Weltgeschichte einer jüdischen Familie
Kapitel 2: Kontaktieren Sie Markus Zaks
Im ersten Kapitel der Familienchronik der großen Familie Zeibers-Zaks habe ich über die Ursprünge und ersten Schritte eines Unternehmens zur Herstellung und zum Verkauf von Bandagen- und Miederwaren in St. Petersburg gesprochen, das von einem wohlhabenden Kaufmann Markus Zaks gegründet wurde, der seine Schwester Paulina und deren Ehemann Semyon Zeiber in das Geschäft brachte. In diesem Kapitel geht es um die Weiterentwicklung der Fabrik und des Markus-Zaks-Firmenladens sowie um die Rolle von Paulina Zeiber beim Aufblühen des Familienunternehmens. Bei der Arbeit an diesem Aufsatz habe ich Materialien aus der im vorherigen Kapitel erwähnten Broschüre „Die Familie Zeibers-Zaks in St. Petersburg“ von Sergei Zair-Bek verwendet.

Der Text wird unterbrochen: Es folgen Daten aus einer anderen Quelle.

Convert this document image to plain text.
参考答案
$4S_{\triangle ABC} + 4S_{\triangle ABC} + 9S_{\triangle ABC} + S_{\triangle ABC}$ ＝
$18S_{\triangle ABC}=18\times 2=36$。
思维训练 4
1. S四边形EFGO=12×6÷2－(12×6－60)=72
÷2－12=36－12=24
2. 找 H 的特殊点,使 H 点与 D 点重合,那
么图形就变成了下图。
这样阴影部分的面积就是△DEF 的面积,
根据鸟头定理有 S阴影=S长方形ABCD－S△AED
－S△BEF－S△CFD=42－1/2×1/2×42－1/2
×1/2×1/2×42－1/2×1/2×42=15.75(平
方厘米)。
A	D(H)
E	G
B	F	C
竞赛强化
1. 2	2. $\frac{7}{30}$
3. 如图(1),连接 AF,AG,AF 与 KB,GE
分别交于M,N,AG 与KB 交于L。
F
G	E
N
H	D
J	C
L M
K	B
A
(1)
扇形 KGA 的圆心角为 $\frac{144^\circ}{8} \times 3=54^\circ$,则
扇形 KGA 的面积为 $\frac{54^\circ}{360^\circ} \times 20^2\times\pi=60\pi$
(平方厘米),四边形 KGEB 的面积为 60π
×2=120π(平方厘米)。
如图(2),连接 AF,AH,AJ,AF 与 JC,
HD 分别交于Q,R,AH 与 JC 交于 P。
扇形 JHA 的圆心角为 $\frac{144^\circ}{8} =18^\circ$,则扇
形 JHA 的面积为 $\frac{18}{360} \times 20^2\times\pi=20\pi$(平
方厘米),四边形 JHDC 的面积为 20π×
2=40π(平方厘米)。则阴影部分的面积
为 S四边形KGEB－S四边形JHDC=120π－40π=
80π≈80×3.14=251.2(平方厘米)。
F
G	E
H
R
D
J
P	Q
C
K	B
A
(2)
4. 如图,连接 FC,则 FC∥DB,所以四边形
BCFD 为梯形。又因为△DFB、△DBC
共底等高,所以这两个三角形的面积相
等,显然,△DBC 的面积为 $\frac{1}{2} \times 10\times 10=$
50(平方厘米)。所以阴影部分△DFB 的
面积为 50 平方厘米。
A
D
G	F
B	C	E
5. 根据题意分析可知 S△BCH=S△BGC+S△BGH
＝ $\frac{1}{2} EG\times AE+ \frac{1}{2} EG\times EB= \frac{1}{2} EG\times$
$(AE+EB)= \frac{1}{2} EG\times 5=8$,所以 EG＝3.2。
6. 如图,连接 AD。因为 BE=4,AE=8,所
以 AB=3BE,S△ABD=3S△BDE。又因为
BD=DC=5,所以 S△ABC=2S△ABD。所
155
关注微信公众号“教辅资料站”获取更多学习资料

Im ersten Kapitel habe ich darüber gesprochen, dass sich seit dem Ende des 19. Jahrhunderts im Eckhaus am Ekaterininsky-Kanalufer 47 (oder Gorokhovaya 24) ein Einzelhandelsgeschäft der Markus-Zaks-Fabrik befand. Und dort gab es seit 1904 eine Korsettwerkstatt von Paulina Isaakovna Zeiber. Das Hauptgeschäft des Unternehmens, seine einzigartige Visitenkarte, wurde 1906 von Markus Zaks in einem anderen Teil der Stadt, in einer der angesehensten und reichsten Straßen der Hauptstadt, im Liteiny Prospekt, im Haus Nr. 45 eröffnet.
Natürlich kann man nur spekulieren, obwohl es praktisch keinen Zweifel daran gibt, dass Pere (Paulina) Zeiber bei einer solchen Expansion des Familienunternehmens offensichtlich nicht die letzte, vielleicht sogar die führende Rolle gespielt hat. Intelligent, proaktiv, unternehmungslustig, geschäftstüchtig und gleichzeitig mit ausgezeichnetem künstlerischen Geschmack und Sinn für Schönheit ausgestattet, trug Paulina zur ständigen Aktualisierung und Erweiterung der Produktpalette der Markus-Zaks-Fabrik bei. Durch ihre Einbindung in das Familienunternehmen begann die Fabrik mit der Produktion verschiedener Arten von Korsetts, Damenhygieneartikeln und „Bruststützen“. Marcus täuschte sich jedenfalls nicht, als er seine Schwester einlud, sich am Familienunternehmen zu beteiligen und es weiterzuentwickeln.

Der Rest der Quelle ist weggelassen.